Apparently this is known issue, possibly to do with the Disqus plug-in (seems to be the common factor). Google's JohnMu has acknowledged that something isn't quiet right most likely with their Javascript crawler, but as long as these URLs return the proper 404 response, then it's "not something that would affect your site's indexing or ranking".

Google Product Forum thread here:

[productforums.google.com...]

indyank

3:42 pm on Sep 19, 2012 (gmt 0)

Exactly, most of the time these never existed urls are the result of their javascript crawlers that were introduced in 2011.They seem to discover or generate links by parsing the script and many times these result in these non-existent urls being generated and crawled resulting in 404 errors. I have discovered this way back in march 2011.

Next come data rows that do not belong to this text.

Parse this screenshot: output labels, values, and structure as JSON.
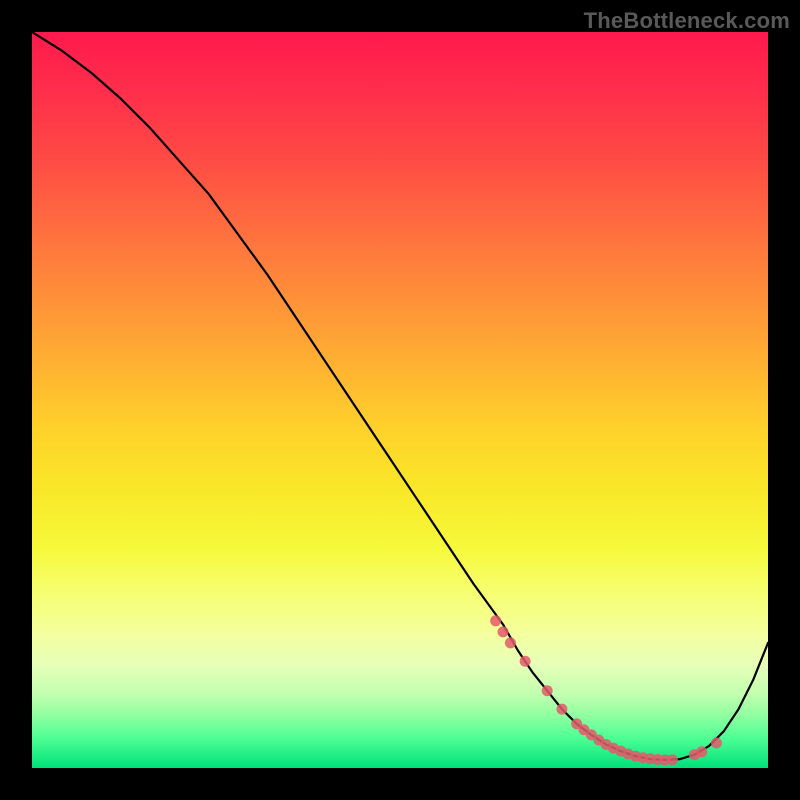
{
  "watermark": "TheBottleneck.com",
  "chart_data": {
    "type": "line",
    "title": "",
    "xlabel": "",
    "ylabel": "",
    "xlim": [
      0,
      100
    ],
    "ylim": [
      0,
      100
    ],
    "grid": false,
    "background": "red-yellow-green vertical gradient",
    "series": [
      {
        "name": "curve",
        "color": "#000000",
        "x": [
          0,
          4,
          8,
          12,
          16,
          20,
          24,
          28,
          32,
          36,
          40,
          44,
          48,
          52,
          56,
          60,
          64,
          66,
          68,
          70,
          72,
          74,
          76,
          78,
          80,
          82,
          84,
          86,
          88,
          90,
          92,
          94,
          96,
          98,
          100
        ],
        "y": [
          100,
          97.5,
          94.5,
          91,
          87,
          82.5,
          78,
          72.5,
          67,
          61,
          55,
          49,
          43,
          37,
          31,
          25,
          19.5,
          16,
          13,
          10.5,
          8,
          6,
          4.5,
          3.2,
          2.3,
          1.6,
          1.2,
          1.1,
          1.2,
          1.8,
          3.0,
          5.0,
          8.0,
          12.0,
          17.0
        ]
      },
      {
        "name": "dots",
        "type": "scatter",
        "color": "#e25a6a",
        "x": [
          63,
          64,
          65,
          67,
          70,
          72,
          74,
          75,
          76,
          77,
          78,
          79,
          80,
          81,
          82,
          83,
          84,
          85,
          86,
          87,
          90,
          91,
          93
        ],
        "y": [
          20,
          18.5,
          17,
          14.5,
          10.5,
          8,
          6,
          5.2,
          4.5,
          3.8,
          3.2,
          2.7,
          2.3,
          1.9,
          1.6,
          1.4,
          1.25,
          1.15,
          1.1,
          1.1,
          1.8,
          2.2,
          3.4
        ]
      }
    ]
  }
}
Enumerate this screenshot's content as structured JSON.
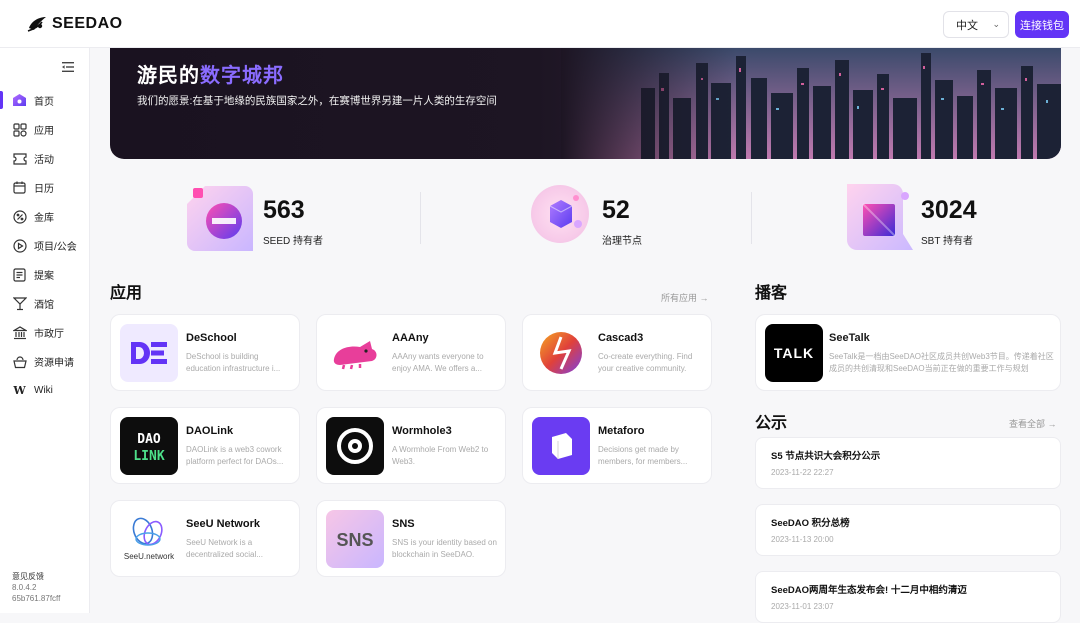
{
  "header": {
    "logo_text": "SEEDAO",
    "language": "中文",
    "connect_wallet": "连接钱包"
  },
  "sidebar": {
    "items": [
      {
        "label": "首页",
        "icon": "home-icon",
        "active": true
      },
      {
        "label": "应用",
        "icon": "apps-grid-icon"
      },
      {
        "label": "活动",
        "icon": "ticket-icon"
      },
      {
        "label": "日历",
        "icon": "calendar-icon"
      },
      {
        "label": "金库",
        "icon": "percent-coin-icon"
      },
      {
        "label": "项目/公会",
        "icon": "play-circle-icon"
      },
      {
        "label": "提案",
        "icon": "document-icon"
      },
      {
        "label": "酒馆",
        "icon": "cocktail-glass-icon"
      },
      {
        "label": "市政厅",
        "icon": "bank-building-icon"
      },
      {
        "label": "资源申请",
        "icon": "basket-icon"
      },
      {
        "label": "Wiki",
        "icon": "wiki-w-icon"
      }
    ],
    "feedback": "意见反馈",
    "version": "8.0.4.2",
    "commit": "65b761.87fcff"
  },
  "banner": {
    "title_prefix": "游民的",
    "title_highlight": "数字城邦",
    "subtitle": "我们的愿景:在基于地缘的民族国家之外，在赛博世界另建一片人类的生存空间"
  },
  "stats": [
    {
      "value": "563",
      "label": "SEED 持有者"
    },
    {
      "value": "52",
      "label": "治理节点"
    },
    {
      "value": "3024",
      "label": "SBT 持有者"
    }
  ],
  "apps_section": {
    "title": "应用",
    "all_link": "所有应用 →",
    "apps": [
      {
        "name": "DeSchool",
        "desc": "DeSchool is building education infrastructure i..."
      },
      {
        "name": "AAAny",
        "desc": "AAAny wants everyone to enjoy AMA. We offers a..."
      },
      {
        "name": "Cascad3",
        "desc": "Co-create everything. Find your creative community."
      },
      {
        "name": "DAOLink",
        "desc": "DAOLink is a web3 cowork platform perfect for DAOs..."
      },
      {
        "name": "Wormhole3",
        "desc": "A Wormhole From Web2 to Web3."
      },
      {
        "name": "Metaforo",
        "desc": "Decisions get made by members, for members..."
      },
      {
        "name": "SeeU Network",
        "desc": "SeeU Network is a decentralized social..."
      },
      {
        "name": "SNS",
        "desc": "SNS is your identity based on blockchain in SeeDAO."
      }
    ]
  },
  "podcast_section": {
    "title": "播客",
    "item": {
      "name": "SeeTalk",
      "icon_text": "TALK",
      "desc": "SeeTalk是一档由SeeDAO社区成员共创Web3节目。传递着社区成员的共创清现和SeeDAO当前正在做的重要工作与规划"
    }
  },
  "notice_section": {
    "title": "公示",
    "view_all": "查看全部 →",
    "items": [
      {
        "title": "S5 节点共识大会积分公示",
        "date": "2023-11-22 22:27"
      },
      {
        "title": "SeeDAO 积分总榜",
        "date": "2023-11-13 20:00"
      },
      {
        "title": "SeeDAO两周年生态发布会! 十二月中相约清迈",
        "date": "2023-11-01 23:07"
      }
    ]
  },
  "colors": {
    "accent": "#6334f6",
    "highlight": "#8a6cff"
  }
}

But be careful with http://example.com/some-slug-here/1345876986000 formats in wordpress as it will actually return 200 OK with the content of http://example.com/some-slug-here/.The best way to address this is by using canonical urls.

indyank

3:46 pm on Sep 19, 2012 (gmt 0)

www.widgets/blog/product1

is there any javascript on you site template that has/uses the word "blog" within the script? google might be parsing that script and discovering these urls.Then when they crawl it and don't find them, they report 404 errors. It is again the result of their buggy javascript crawler.

g1smd

3:52 pm on Sep 19, 2012 (gmt 0)

I get requests for

example.com/$1

from Google on several sites due to their wayward javascript detection.